My question is the following:
Is PHP's file_put_contents()
function synchronous with NFS and if yes, is it in any circumstances? For instance, if the remote file system I interact with through NFS can be either EXT3 or NFS, is that an important factor to make sure file_put_contents()
is synchronous?
Thanks!
PHP wouldn't even know that it's writing to NFS. It uses the operating system's syscalls for file system access. It's the OS'es duty to abstract file system calls to user space applications, this includes remote file systems such as NFS.
Write operations in PHP are synchroneous. PHP waits for the syscall to finish to process its result. However, NFS, like other file systems, can be mounted asynchroneously, so that the FS subsystem may report a successful write when in fact it has only cached the data for a later write. This is a huge performance gain, but can cause loss of data when the server crashes.
However, NFS sync
/async
is a bit different.
Quoting the relevant section of man 5 nfs
,
The NFS client treats the sync mount option differently than some other file systems […]. If neither sync nor async is specified (or if the async option is specified), the NFS client delays sending application writes to the server until any of these events occur:
- Memory pressure forces reclamation of system memory resources.

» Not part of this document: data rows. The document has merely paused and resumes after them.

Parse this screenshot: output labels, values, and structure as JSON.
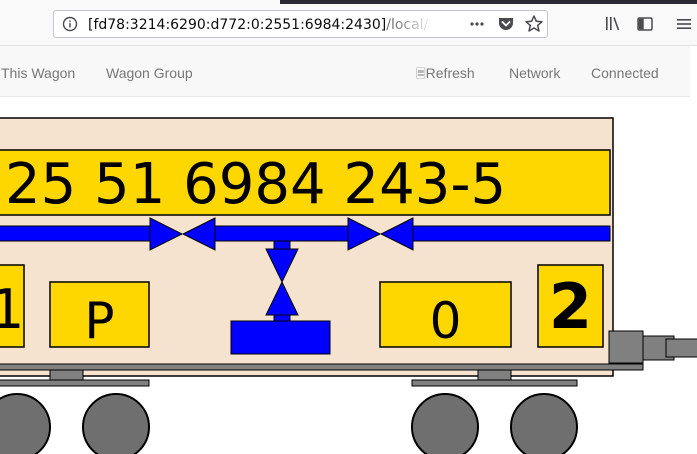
{
  "browser": {
    "url": "[fd78:3214:6290:d772:0:2551:6984:2430]",
    "url_path": "/local/fulls",
    "icons": [
      "info-icon",
      "page-actions-icon",
      "pocket-icon",
      "star-icon",
      "library-icon",
      "sidebar-icon",
      "menu-icon"
    ]
  },
  "nav": {
    "this_wagon": "This Wagon",
    "wagon_group": "Wagon Group",
    "refresh_glyph": "🗏",
    "refresh": "Refresh",
    "network": "Network",
    "connected": "Connected"
  },
  "wagon": {
    "number": "25 51 6984 243-5",
    "left_partial": "1",
    "brake_regime": "P",
    "counter": "0",
    "class": "2",
    "colors": {
      "body": "#f5e3d0",
      "plate": "#ffd700",
      "brake_pipe": "#0000ff",
      "chassis": "#808080"
    }
  }
}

- An application flushes file data explicitly with sync(2), msync(2), or fsync(3).
- An application closes a file with close(2).
- The file is locked/unlocked via fcntl(2).
In other words, under normal circumstances, data written by an application may not immediately appear on the server that hosts the file.
If the sync option is specified on a mount point, any system call that writes data to files on that mount point causes that data to be flushed to the server before the system call returns control to user space. This provides greater data cache coherence among clients, but at a significant performance cost.
If the sync option is specified on a mount point, any system call that writes data to files on that mount point causes that data to be flushed to the server before the system call returns control to user space. This provides greater data cache coherence among clients, but at a significant performance cost.
Applying this to your question, this means: If your NFS is mounted with sync
, each chunk of data is written to the remote system instantly. With async
, the file is written to the remote system when file_put_contents
has finished.
As file_put_contents
works atomically and finishes with fclose
anyway, it doesn't matter for you if NFS is mounted sync
or async
– when file_put_contents
finishes, the data has been written to the remote file system. Should the remote server crash, PHP will throw an error anyway. There's no advantage with sync
in this scenario.
And especially if you're working with big files, sync
would be very hurtful, because each chunk of data will create a huge overhead of userspace → kernel → network → remote kernel → remote filesystem communication.
Therefore you should mount NFS with the async
option, which is the default anyway.
By the way, the NFS client doesn't know if the remote partition is Ext3 or whatever. It's just NFS, and can as such be treated just like any POSIX-compliant file system.